Enfin c’est fini, non, ils vont mourir de la manière la plus osef possible et le mec avec les dents noirs se révèle être gentil. Un des plus gros facepalm de ma vie vraiment, tout indiquait qu’il allait les buter, mais il les laisse partir. Je… je comprends pas…

Et c’est sans parler les moments où la menace ne peut être que fantastique, et… et bah non, « ta gueule c’est magique ». Et, évidemment, ça ne sera jamais expliqué, si ce n’est pour créer un faux suspens à la fin avec la musique qui ferait presque « tintintin tin tintintintintin ». Et inutile de dire que ça se finit sans conclusion, c’est expédié au possible, au point où je ne vois pas la soi-disant évolution vers l’âge adulte qui est, selon monsieur Grossman la thématique du film.

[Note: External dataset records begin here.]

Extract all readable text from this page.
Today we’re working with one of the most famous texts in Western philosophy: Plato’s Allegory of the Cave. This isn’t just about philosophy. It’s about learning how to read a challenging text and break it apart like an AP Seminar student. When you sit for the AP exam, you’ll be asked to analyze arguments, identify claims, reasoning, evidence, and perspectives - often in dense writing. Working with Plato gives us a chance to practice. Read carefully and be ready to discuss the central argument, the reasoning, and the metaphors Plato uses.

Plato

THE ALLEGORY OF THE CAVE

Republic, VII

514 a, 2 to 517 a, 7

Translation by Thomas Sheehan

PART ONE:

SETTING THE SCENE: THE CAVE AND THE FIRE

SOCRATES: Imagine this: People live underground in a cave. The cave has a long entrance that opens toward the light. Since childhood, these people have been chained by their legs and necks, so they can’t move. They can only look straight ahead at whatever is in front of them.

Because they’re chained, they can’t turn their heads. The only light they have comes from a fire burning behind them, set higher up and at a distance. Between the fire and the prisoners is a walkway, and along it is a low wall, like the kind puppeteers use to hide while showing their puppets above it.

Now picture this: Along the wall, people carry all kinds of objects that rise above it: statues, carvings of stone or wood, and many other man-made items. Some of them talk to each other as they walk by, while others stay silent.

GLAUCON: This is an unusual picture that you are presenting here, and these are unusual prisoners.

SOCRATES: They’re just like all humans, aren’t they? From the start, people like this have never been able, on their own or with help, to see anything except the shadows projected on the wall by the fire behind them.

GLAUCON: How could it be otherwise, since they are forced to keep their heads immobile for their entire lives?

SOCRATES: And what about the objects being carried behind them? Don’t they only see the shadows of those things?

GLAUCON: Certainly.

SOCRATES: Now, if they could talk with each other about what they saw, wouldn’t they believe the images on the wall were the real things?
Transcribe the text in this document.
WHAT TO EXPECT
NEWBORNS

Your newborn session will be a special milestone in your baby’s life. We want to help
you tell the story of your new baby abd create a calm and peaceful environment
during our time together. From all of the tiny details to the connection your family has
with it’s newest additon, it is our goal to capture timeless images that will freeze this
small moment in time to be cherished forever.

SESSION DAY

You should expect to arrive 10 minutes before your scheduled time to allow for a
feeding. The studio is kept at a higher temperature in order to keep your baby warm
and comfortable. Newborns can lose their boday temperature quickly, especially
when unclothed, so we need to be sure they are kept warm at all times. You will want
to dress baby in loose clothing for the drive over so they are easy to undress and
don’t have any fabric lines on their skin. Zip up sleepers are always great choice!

Aussi, les faux indigènes, c’est censé être des cosplays ? Bien, on m’explique comment ils font pour être invisible ?

Donc je résumé, scénario poubelle, acteurs à diriger vers un pole emplois, montage et effets de style aléatoires, musique ignoble ou juste nulle… il ne reste que les clichés horrifiques allant du cut brutal au jumscare d’une autre temps.

Et c’est sensé être la partie la plus positive de ma critique…

Bouh !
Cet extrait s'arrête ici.